Traduction des paroles

Vous répandez votre parfum.
Vous le jouer.
Il ne connaît pas son nom parmi toutes les rues de la ville
Vous répandez votre parfum.
Cent ans ont passé sur mon ton
Et à partir d'une centaine de maisons calmes et insipides, vous voyagez.
Répandre le parfum dans toutes les rues de la ville
De nouveau, après une centaine d'années.
Et mes mains sont serrées sans voyage.
Dans la peau de noix de pécan, surdité.
Que la tristesse pleut de sa couleur
Et ouvrir les yeux.
Jouez au parfum dans toutes les rues de la ville
Après Cent Ans de peau de noyer ouvre mes yeux Entre mes mains
Et que vous l'exécutez, vous venez et amusez-vous.

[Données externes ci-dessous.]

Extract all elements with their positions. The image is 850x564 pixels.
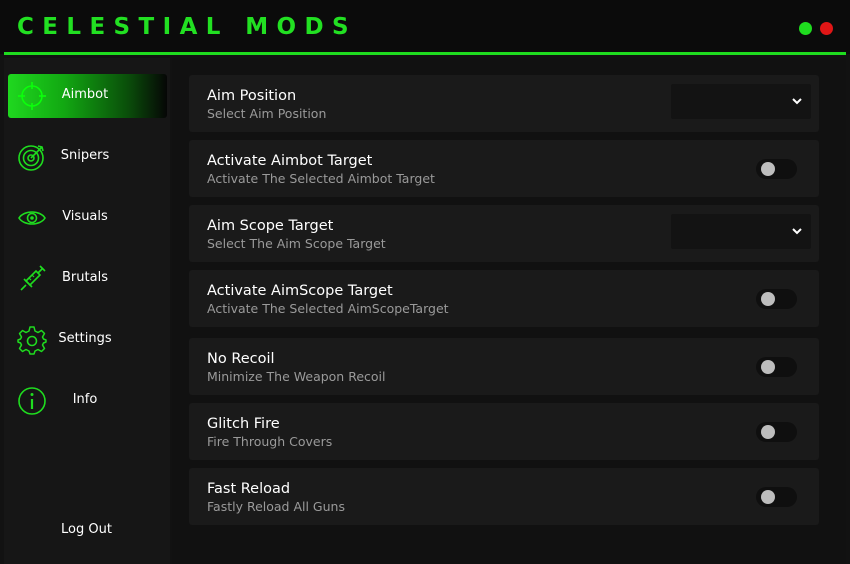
setting-aim-scope-target: Aim Scope Target Select The Aim Scope Ta… [189,205,819,262]
syringe-icon [20,265,46,291]
setting-subtitle: Fire Through Covers [207,434,333,449]
sidebar-item-label: Info [72,392,98,407]
sidebar: Aimbot Snipers Visuals Brutals Settings … [4,58,170,564]
close-button[interactable] [820,22,833,35]
logout-button[interactable]: Log Out [34,519,139,541]
sidebar-item-aimbot[interactable]: Aimbot [8,74,167,118]
setting-title: Activate Aimbot Target [207,153,373,169]
toggle-knob [761,490,775,504]
sidebar-item-label: Settings [58,331,112,346]
crosshair-icon [18,82,46,110]
aim-position-dropdown[interactable] [671,84,811,119]
setting-glitch-fire: Glitch Fire Fire Through Covers [189,403,819,460]
setting-title: Aim Scope Target [207,218,334,234]
setting-fast-reload: Fast Reload Fastly Reload All Guns [189,468,819,525]
sidebar-item-label: Snipers [60,148,110,163]
setting-activate-aimscope-target: Activate AimScope Target Activate The Se… [189,270,819,327]
aim-scope-target-dropdown[interactable] [671,214,811,249]
sidebar-item-label: Aimbot [61,87,109,102]
main-content: Aim Position Select Aim Position Activat… [172,58,846,564]
sidebar-item-snipers[interactable]: Snipers [8,135,167,179]
target-icon [18,145,44,171]
toggle-knob [761,292,775,306]
no-recoil-toggle[interactable] [756,357,797,377]
activate-aimscope-target-toggle[interactable] [756,289,797,309]
setting-no-recoil: No Recoil Minimize The Weapon Recoil [189,338,819,395]
sidebar-item-visuals[interactable]: Visuals [8,196,167,240]
setting-title: Fast Reload [207,481,291,497]
setting-title: No Recoil [207,351,275,367]
sidebar-item-info[interactable]: Info [8,379,167,423]
sidebar-item-brutals[interactable]: Brutals [8,257,167,301]
setting-title: Activate AimScope Target [207,283,393,299]
setting-subtitle: Fastly Reload All Guns [207,499,345,514]
app-title: CELESTIAL MODS [17,14,357,40]
fast-reload-toggle[interactable] [756,487,797,507]
sidebar-item-label: Visuals [62,209,108,224]
sidebar-item-label: Brutals [62,270,108,285]
toggle-knob [761,425,775,439]
sidebar-item-settings[interactable]: Settings [8,318,167,362]
setting-subtitle: Select Aim Position [207,106,327,121]
glitch-fire-toggle[interactable] [756,422,797,442]
title-divider [4,52,846,55]
gear-icon [17,326,47,355]
setting-subtitle: Select The Aim Scope Target [207,236,386,251]
app-window: CELESTIAL MODS Aimbot Snipers Visuals Br… [0,0,850,564]
setting-title: Aim Position [207,88,297,104]
activate-aimbot-target-toggle[interactable] [756,159,797,179]
setting-subtitle: Minimize The Weapon Recoil [207,369,386,384]
setting-activate-aimbot-target: Activate Aimbot Target Activate The Sele… [189,140,819,197]
setting-subtitle: Activate The Selected AimScopeTarget [207,301,449,316]
setting-title: Glitch Fire [207,416,280,432]
eye-icon [18,211,46,225]
maximize-button[interactable] [799,22,812,35]
info-icon [18,387,46,415]
setting-subtitle: Activate The Selected Aimbot Target [207,171,435,186]
toggle-knob [761,360,775,374]
setting-aim-position: Aim Position Select Aim Position [189,75,819,132]
chevron-down-icon [792,228,802,235]
title-bar: CELESTIAL MODS [0,0,850,54]
toggle-knob [761,162,775,176]
chevron-down-icon [792,98,802,105]
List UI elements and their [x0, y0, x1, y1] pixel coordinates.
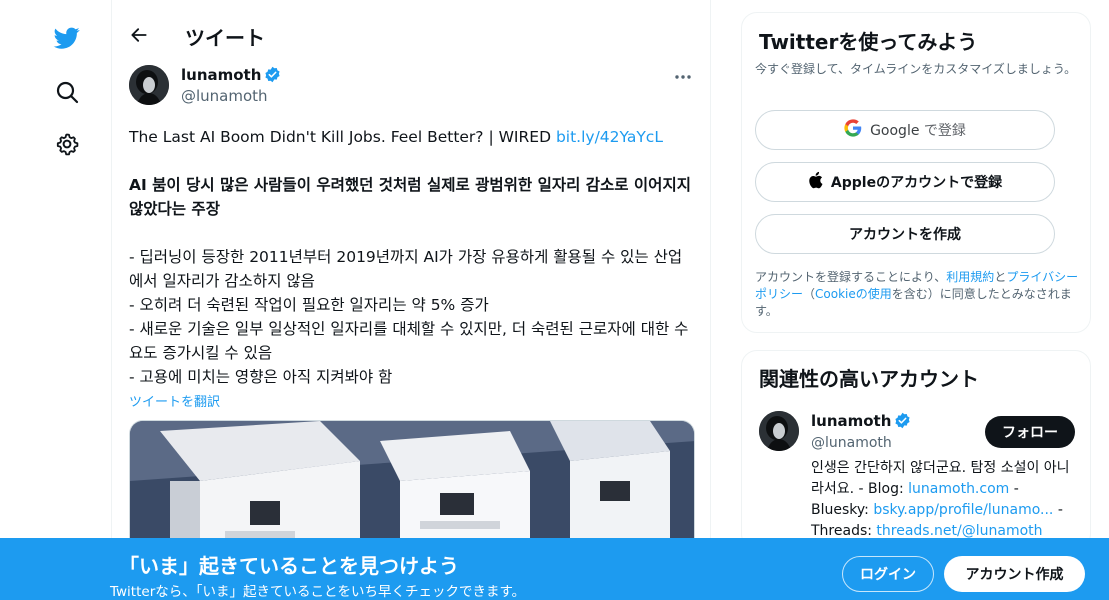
avatar[interactable]	[129, 65, 169, 105]
related-bio: 인생은 간단하지 않더군요. 탐정 소설이 아니라서요. - Blog: lun…	[811, 458, 1081, 542]
gear-icon[interactable]	[48, 125, 86, 163]
google-signup-label: Google で登録	[870, 120, 966, 140]
signup-banner: 「いま」起きていることを見つけよう Twitterなら、「いま」起きていることを…	[0, 538, 1109, 600]
page-title: ツイート	[185, 26, 265, 50]
cookie-link[interactable]: Cookieの使用	[815, 287, 892, 301]
google-icon	[844, 119, 862, 141]
verified-badge-icon	[894, 412, 911, 433]
left-nav	[0, 0, 112, 600]
author-name-text: lunamoth	[181, 66, 262, 84]
tweet-line-1-text: The Last AI Boom Didn't Kill Jobs. Feel …	[129, 128, 556, 146]
tweet-header: ツイート	[112, 0, 710, 60]
author-handle: @lunamoth	[181, 87, 268, 105]
follow-button[interactable]: フォロー	[985, 416, 1075, 448]
banner-title: 「いま」起きていることを見つけよう	[119, 554, 459, 578]
bio-link-bluesky[interactable]: bsky.app/profile/lunamo...	[873, 502, 1053, 518]
related-avatar[interactable]	[759, 411, 799, 451]
apple-icon	[808, 171, 823, 193]
tweet-author: lunamoth @lunamoth	[129, 65, 695, 109]
terms-mid-1: と	[994, 270, 1007, 284]
signup-title: Twitterを使ってみよう	[759, 30, 978, 54]
related-name[interactable]: lunamoth	[811, 412, 911, 433]
tweet-bullet-3: - 새로운 기술은 일부 일상적인 일자리를 대체할 수 있지만, 더 숙련된 …	[129, 320, 689, 362]
back-arrow-icon[interactable]	[126, 22, 152, 48]
tweet-body: The Last AI Boom Didn't Kill Jobs. Feel …	[129, 125, 695, 389]
tweet-headline: AI 붐이 당시 많은 사람들이 우려했던 것처럼 실제로 광범위한 일자리 감…	[129, 176, 691, 218]
translate-link[interactable]: ツイートを翻訳	[129, 391, 220, 410]
banner-create-account-button[interactable]: アカウント作成	[944, 556, 1085, 592]
main-column: ツイート lunamoth @lunamoth The Last AI Boom…	[111, 0, 711, 600]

Répandre le parfum dans toutes les rues de la ville
Si vous saviez seulement qu'ils sont de la poussière,
Et je mourrai et je m'évanouirai sur le rivage.
Jouez au parfum dans toutes les rues de la ville
Cent ans ont passé sur mon ton Safi Concierge
Et ma poitrine s'échappera du froid de cette tête que nous connaissons.
Et follement avec cette odeur de vos mains et de la tête sur l'oreiller que vous interdisez
Chaque soir, c'est comme si tu me mettais la tête dans une presse.